Вздох облегчения указал, что с плеч полицмейстера только что упал неимоверный груз. Даже страшно подумать, что бы началось с этой эксгумацией.

— И так понятно: пропустили убийство, — сказал Ванзаров.

Сыровяткин вскочил, держась за ремень портупеи.

— Родион Георгиевич, вот как на духу… Я… Я же…

Не в меру разгоряченного полицмейстера пришлось успокаивать тем, что вины за ним никакой нет. А вот Дубягский, несомненно, проворонил. Только какой с него спрос. Что было, то было, теперь жалеть поздно.

— Какие будут приказания? — Сыровяткин так и рвался в бой.

— К вечеру все готово?

— Так точно.

— Чудесно. Тогда с чистым сердцем можете отправляться на обед, — сказал Ванзаров, ощущая, как у него свело желудок.

— Так я вас приглашаю!

— Рад бы, да не могу. Надо в аптеку заглянуть.

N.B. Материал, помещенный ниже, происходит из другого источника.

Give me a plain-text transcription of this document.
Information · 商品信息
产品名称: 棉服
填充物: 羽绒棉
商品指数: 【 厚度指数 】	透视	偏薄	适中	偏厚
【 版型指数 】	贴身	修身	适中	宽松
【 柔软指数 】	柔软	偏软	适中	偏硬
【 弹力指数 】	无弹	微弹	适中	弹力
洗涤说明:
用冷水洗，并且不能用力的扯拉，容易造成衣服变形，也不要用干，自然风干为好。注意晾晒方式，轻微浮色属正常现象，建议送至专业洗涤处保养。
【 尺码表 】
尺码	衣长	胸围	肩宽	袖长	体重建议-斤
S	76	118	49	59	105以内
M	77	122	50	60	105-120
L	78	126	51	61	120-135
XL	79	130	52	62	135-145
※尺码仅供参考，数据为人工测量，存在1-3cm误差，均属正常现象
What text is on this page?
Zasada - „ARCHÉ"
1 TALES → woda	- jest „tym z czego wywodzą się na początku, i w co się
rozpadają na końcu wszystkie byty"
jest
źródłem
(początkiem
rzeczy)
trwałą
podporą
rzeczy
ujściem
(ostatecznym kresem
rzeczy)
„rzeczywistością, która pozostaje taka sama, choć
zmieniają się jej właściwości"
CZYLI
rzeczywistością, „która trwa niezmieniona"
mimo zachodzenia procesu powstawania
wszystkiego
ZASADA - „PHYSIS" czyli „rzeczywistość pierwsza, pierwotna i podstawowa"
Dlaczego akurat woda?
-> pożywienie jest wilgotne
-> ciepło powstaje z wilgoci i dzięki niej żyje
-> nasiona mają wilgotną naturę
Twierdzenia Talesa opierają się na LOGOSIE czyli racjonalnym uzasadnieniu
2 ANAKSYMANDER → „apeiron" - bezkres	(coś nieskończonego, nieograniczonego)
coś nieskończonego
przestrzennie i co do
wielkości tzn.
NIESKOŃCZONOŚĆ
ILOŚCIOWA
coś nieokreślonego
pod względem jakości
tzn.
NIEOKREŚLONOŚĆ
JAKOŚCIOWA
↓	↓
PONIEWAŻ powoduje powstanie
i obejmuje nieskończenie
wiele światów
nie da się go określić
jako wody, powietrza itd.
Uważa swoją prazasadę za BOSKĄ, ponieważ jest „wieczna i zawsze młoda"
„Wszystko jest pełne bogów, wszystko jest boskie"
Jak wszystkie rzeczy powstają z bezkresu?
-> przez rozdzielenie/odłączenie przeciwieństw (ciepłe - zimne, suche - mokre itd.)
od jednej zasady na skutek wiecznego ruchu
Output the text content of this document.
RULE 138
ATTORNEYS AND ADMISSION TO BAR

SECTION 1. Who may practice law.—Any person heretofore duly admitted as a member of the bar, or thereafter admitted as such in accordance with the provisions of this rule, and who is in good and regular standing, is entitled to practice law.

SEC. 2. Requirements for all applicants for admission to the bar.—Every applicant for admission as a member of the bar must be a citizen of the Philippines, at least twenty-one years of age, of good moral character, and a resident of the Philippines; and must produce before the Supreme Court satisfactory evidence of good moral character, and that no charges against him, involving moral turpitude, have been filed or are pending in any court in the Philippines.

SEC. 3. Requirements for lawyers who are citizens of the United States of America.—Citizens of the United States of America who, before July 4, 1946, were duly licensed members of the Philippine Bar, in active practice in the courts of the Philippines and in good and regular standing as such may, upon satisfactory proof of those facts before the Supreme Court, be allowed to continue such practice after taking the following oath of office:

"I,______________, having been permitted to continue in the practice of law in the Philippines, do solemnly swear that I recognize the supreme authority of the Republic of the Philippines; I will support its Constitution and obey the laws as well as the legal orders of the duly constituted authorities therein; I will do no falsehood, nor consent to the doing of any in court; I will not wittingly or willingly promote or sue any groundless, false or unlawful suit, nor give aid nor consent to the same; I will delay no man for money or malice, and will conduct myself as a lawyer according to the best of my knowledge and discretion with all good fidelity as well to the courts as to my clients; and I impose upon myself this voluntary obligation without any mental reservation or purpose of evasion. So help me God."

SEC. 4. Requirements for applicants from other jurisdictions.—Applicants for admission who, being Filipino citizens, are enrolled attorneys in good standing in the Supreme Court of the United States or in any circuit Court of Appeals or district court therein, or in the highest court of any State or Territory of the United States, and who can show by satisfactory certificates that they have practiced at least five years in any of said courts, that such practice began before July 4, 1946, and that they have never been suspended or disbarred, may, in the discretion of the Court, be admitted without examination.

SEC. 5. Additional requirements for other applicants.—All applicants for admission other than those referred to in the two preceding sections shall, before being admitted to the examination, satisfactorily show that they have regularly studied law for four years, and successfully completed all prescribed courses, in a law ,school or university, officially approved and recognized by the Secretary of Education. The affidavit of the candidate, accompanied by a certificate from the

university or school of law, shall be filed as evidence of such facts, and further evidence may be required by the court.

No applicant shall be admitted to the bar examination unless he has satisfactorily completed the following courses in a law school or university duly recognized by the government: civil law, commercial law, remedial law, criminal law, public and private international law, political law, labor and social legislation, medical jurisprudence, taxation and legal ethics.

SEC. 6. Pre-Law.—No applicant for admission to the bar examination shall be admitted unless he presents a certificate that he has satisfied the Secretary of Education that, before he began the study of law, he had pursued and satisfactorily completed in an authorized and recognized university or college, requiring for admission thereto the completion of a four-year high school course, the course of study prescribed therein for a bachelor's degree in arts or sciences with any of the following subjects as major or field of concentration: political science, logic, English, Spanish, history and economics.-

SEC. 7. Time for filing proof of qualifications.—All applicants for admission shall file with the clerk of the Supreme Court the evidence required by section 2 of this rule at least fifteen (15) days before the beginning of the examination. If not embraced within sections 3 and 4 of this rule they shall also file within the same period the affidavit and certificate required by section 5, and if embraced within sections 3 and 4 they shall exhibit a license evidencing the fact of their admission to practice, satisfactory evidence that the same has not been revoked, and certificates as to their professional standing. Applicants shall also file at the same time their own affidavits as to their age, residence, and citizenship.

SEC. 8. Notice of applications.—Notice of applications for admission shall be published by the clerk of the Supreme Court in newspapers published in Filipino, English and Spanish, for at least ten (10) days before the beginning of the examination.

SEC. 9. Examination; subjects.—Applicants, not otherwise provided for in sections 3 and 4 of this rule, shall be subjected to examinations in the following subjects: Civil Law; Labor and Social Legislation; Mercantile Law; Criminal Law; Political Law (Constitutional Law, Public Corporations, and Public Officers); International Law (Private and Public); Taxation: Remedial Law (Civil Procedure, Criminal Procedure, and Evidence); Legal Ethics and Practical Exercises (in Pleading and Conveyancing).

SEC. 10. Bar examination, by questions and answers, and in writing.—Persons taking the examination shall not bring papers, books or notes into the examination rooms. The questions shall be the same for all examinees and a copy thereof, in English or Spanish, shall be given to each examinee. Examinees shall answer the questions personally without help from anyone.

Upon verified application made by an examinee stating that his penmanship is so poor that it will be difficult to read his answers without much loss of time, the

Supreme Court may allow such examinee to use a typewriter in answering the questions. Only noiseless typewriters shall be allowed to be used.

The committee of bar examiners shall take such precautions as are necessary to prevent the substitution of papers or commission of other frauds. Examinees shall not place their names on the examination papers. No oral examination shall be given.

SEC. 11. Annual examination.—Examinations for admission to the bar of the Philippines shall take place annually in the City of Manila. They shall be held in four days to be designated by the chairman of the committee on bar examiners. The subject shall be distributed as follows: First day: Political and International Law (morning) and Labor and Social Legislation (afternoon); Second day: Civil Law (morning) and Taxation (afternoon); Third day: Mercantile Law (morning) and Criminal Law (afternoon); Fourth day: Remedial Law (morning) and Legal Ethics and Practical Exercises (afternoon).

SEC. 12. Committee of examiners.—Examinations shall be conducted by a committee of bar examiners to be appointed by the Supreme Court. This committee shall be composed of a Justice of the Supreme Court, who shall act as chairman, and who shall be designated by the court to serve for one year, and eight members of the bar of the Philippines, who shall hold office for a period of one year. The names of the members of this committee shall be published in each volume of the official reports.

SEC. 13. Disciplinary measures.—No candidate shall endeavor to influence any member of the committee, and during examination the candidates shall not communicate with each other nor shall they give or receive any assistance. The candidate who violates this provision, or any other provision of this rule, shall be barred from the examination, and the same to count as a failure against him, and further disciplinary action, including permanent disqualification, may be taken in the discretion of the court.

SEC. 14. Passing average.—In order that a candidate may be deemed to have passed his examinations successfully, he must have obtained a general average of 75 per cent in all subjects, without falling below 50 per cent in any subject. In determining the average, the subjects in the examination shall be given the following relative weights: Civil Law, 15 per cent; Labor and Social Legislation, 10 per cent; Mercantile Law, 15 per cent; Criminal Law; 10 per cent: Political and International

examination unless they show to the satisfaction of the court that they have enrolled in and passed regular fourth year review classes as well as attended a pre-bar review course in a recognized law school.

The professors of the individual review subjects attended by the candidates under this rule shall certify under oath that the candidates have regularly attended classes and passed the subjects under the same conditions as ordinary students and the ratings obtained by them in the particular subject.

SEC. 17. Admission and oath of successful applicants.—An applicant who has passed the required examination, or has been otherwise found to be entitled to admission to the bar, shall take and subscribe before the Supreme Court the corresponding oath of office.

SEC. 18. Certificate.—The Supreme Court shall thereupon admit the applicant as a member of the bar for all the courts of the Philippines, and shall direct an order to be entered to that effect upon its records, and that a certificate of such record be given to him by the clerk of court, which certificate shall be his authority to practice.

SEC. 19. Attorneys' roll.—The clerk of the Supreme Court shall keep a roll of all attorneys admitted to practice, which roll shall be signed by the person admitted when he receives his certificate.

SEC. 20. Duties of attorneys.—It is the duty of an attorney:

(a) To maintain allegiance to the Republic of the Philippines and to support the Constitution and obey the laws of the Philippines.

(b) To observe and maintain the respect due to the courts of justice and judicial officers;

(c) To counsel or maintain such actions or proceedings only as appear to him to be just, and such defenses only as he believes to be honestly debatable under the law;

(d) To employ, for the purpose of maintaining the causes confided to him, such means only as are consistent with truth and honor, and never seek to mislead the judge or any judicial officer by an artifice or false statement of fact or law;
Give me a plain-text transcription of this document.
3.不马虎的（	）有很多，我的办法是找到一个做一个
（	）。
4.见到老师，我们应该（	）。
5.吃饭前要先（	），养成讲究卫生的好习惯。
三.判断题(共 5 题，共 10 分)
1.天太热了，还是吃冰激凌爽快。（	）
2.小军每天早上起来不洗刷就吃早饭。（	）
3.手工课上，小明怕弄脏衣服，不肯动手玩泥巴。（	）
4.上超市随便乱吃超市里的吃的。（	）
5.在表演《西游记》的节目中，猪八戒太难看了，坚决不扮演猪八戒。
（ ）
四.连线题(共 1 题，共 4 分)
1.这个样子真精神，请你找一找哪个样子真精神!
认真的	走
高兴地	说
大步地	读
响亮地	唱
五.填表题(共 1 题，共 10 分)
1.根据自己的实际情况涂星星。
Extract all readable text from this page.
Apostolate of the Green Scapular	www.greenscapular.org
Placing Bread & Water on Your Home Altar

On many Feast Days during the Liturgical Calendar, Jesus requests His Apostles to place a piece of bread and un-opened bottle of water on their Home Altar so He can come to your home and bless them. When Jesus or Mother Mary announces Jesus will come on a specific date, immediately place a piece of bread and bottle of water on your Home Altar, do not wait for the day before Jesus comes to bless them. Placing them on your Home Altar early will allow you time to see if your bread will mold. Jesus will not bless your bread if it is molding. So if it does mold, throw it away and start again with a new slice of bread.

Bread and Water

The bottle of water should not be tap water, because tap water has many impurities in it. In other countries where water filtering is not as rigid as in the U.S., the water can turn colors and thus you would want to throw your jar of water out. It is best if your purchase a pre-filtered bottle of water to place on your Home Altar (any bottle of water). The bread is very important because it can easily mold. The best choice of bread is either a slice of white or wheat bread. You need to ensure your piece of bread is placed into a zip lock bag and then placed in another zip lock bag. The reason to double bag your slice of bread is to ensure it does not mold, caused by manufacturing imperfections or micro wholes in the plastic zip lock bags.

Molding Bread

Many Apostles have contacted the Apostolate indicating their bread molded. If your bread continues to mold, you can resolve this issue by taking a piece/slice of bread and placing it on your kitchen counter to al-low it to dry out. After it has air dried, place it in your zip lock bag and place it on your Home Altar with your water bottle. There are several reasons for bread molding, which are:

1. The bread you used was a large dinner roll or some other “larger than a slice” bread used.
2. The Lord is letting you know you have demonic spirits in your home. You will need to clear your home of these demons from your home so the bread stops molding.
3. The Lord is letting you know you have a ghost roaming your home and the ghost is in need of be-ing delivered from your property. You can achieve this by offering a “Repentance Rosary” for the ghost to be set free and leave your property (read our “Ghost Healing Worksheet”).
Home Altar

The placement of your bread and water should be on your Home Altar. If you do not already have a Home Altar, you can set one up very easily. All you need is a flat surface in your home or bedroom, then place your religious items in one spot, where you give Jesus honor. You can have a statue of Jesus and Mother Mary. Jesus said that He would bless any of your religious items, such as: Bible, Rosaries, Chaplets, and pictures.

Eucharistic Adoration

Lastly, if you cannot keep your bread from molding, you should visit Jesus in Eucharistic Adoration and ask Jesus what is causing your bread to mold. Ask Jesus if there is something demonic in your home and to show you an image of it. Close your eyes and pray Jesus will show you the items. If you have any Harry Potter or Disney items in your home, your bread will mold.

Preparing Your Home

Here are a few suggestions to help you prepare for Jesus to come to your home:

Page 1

Полицмейстер понял, что не сможет поспеть за мыслью Ванзарова.

48. Химия и жизнь

Аптека Юлия Емельяновича Вегенера держалась только благодаря дачникам. Особенно выручали мятные леденцы, которые дамы поглощали в удивительных количествах. Провизор ждал летние месяцы как спасительное лекарство, которое позволит, наконец, свести концы с концами и не завтракать сухой булкой с вчерашним чаем, а позволить себе яичницу под свежий кофе. Не то чтобы жители городка отличались отменным здоровьем, чего так боятся врачи и аптекари. Скорее по лени или жадности они предпочитали лечиться дома проверенными средствами или по отвратительным книжкам «Сто рецептов домашних снадобий для хозяйки дома на всякий день и всякую надобность». Или какими-нибудь травами, собранными в своем же саду. Или настойками по семейным рецептам. Хуже всего, что от этих доморощенных средств жители поправлялись довольно успешно. В аптеку обращались только в крайнем случае, когда прописывалась сложная микстура или порошок.

Постоянных клиентов у аптеки было немного. Всех их провизор знал в лицо. На прощание, желая крепкого здоровья, он мысленно просил болячки подержаться еще немножечко. Хотя препараты делал исключительно честно, мел в порошок не подмешивал. Дело свое господин Вегенер бросать не собирался. Как бросить отцовское наследство? Да и нельзя город оставить совсем без лекарств. Конечно, в Гатчине и Царском Селе аптеки имеются, но ведь своя, под боком, куда лучше.

Вошедшего господина наметанный взгляд провизора зачислил в разряд «первых ласточек». Впрочем, здоровый вид и крепкое телосложение не оставляли надежд существенно пополнить кассу. Так, в лучшем случае полоскание от зубной боли. Вегенер приветствовал покупателя, спросив, чем может помочь.